Самостоятельно же искать приключения в Москве Петька не осмелился. Стеснялся все-таки. Да и деньги у него уже были на исходе.
Так что он уехал. Мы даже навязали ему Ксеньку, чтобы он сопроводил ее до станции Нинкиных родителей. Отчаянные люди. Но он и это выполнил отлично и через два дня по прибытию поезда передал ее им в руки…
Так что поехали в Азию мы с Нинкой только вдвоем. Путешествие оказалось прекрасным. Особенно мне запомнился запах разнотравья в пустыне в сезон, когда она вся цветет. Это были в начале июня, между Актюбинском и Аральским морем, в голодной безлюдной местности, где заросшая пойма высыхающей реки Иргиз, зыбучие пески, ужаснейшая разбитая асфальтированная дорога на протяжении более полутысячи километров, по которой очень мало и редко ездят машины, а если и едут, то со скоростью двадцать километров в час, потому что через каждые сто метров ровного асфальта автомобиль поджидает очередной разбитый участок, и такой, что перед ним приходится тормозить и переключаться на первую передачу. Но зато на закате дня вся буйная растительность, произрастающая на каких-то кочках, в изобилии торчащих из песка, явно превращающихся в совершенную пустыню уже к середине лета, издает на всем своем протяжении, сколько хватает обоняния и глаз, такой сладкий, многоликий, завораживающий, томительный запах, какой я не встречал никогда в жизни до того дня и после. Это было нечто неповторимое и невоспроизводимое, но врезавшееся навсегда в память, в тот отрезок существования, который можно назвать моей жизнью, в мой опыт, и хранящееся во мне как драгоценность, как яркая точка, которую я иногда могу с радостью вспомнить, смутно заскучав по этому томительному запаху вновь, как о чем-то навсегда минувшем и потерянном. Но все же намеком хранящемся в памяти вечно.

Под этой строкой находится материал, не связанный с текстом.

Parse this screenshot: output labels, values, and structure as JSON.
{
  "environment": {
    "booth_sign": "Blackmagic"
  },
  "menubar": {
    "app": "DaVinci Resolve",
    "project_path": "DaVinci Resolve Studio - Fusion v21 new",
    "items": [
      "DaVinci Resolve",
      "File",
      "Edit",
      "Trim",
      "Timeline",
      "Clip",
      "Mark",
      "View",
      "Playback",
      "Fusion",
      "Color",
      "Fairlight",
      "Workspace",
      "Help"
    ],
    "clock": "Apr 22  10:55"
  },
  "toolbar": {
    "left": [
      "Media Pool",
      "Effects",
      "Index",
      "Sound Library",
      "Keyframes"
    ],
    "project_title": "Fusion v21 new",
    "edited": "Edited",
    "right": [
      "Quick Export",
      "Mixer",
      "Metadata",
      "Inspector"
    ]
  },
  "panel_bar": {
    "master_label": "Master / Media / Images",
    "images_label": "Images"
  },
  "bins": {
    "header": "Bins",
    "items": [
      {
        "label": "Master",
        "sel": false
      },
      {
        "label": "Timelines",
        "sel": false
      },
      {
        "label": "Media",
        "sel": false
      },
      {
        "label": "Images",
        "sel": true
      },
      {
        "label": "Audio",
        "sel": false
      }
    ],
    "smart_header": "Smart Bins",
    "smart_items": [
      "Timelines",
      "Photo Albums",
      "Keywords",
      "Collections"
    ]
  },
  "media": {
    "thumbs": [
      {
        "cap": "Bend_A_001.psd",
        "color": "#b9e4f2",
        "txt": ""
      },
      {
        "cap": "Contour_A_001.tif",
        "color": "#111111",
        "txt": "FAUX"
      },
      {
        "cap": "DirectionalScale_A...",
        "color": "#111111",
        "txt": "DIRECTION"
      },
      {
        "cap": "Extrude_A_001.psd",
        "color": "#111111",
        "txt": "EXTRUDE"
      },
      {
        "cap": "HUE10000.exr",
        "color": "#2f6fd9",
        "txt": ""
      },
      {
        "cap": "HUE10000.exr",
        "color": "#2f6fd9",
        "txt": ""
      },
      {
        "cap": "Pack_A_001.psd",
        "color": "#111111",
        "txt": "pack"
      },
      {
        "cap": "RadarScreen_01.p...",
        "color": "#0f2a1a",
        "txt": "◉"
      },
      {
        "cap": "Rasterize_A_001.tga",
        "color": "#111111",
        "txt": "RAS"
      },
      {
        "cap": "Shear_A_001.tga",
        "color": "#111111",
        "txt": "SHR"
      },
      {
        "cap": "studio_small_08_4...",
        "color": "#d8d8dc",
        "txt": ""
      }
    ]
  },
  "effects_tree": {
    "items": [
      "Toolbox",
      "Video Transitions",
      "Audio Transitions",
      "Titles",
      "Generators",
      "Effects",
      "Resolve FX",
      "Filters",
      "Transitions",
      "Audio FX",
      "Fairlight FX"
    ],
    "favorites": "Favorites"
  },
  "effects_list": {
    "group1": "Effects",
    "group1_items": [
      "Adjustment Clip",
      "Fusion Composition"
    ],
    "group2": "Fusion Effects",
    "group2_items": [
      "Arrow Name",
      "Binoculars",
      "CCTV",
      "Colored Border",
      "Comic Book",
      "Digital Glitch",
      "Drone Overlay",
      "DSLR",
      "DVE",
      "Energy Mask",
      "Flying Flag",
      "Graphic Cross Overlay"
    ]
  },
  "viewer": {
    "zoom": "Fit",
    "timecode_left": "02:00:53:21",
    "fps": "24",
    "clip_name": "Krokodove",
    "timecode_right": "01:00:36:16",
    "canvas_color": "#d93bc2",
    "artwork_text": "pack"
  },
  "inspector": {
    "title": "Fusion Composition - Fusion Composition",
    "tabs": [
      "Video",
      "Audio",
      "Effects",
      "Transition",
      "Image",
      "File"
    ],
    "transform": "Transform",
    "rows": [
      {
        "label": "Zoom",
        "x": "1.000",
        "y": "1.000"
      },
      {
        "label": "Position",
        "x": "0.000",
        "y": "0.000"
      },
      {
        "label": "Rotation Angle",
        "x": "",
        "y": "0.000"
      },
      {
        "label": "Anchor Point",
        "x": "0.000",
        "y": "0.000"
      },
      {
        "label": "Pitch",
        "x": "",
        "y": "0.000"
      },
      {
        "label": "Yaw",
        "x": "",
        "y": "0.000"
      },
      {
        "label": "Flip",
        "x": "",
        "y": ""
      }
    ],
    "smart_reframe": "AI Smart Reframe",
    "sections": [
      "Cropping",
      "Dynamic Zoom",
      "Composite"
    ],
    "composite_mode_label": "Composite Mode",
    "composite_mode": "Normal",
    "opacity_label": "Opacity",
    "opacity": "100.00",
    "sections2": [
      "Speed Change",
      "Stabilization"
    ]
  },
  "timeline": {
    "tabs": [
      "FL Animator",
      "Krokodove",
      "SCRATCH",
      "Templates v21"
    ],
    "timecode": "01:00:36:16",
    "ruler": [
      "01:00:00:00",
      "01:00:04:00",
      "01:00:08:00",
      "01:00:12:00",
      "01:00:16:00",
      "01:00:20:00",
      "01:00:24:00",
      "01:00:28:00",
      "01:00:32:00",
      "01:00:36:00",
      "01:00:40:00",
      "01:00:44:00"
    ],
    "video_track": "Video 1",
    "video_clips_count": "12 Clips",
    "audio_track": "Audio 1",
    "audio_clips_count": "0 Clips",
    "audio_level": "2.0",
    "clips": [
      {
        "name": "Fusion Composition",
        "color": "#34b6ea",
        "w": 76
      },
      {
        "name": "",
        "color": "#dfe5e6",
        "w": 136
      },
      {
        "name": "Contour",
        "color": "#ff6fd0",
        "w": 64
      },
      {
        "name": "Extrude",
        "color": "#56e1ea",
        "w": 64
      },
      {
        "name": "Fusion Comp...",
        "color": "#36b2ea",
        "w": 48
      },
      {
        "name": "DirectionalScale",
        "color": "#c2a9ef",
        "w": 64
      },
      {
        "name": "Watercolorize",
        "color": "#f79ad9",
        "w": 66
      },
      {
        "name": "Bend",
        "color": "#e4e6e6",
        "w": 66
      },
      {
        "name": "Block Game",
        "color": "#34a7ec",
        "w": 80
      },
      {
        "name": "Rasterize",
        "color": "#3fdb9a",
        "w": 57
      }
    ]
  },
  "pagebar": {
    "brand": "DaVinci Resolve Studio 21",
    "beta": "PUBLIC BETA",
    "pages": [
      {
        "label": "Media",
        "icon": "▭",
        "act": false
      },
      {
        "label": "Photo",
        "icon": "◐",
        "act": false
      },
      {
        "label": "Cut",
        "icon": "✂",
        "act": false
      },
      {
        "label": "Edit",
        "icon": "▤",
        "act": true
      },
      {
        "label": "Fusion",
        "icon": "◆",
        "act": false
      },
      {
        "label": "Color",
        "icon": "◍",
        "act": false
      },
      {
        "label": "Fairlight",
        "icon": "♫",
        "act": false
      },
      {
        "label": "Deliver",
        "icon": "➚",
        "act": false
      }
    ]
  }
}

И половой акт с женщиной в этой открытой степи на капоте машины на фоне волнующего, такого влекущего запаха разнотравья и остатков тихого без единого дуновения ветерка беззвучно догорающего где-то вдали красным цветом заката, когда все уже наполовину погружено в сумерки и темную синь, сладостный в своей диссонансной неуместности, но в глубине души при всей томительной сладости кажущийся все же предательством по отношению к этой нечеловеческой, сверхчувственной, повергающей в трепет и раболепие, божественной красоте вокруг. Я это упоминаю потому, что первый раз брал женщину в свои путешествия, и мог сопоставить два эти ощущения и две красоты…
В Н. я продал машину и разделил с Петруччио дивиденды.
– Только десять процентов, – вдруг сказал Петька в сберкассе, где я обналичивал аккредитив после проведенной сделки и когда мы, довольные тем, что вся операция завершена, сели в уголке за столик. – Тебе только десять процентов.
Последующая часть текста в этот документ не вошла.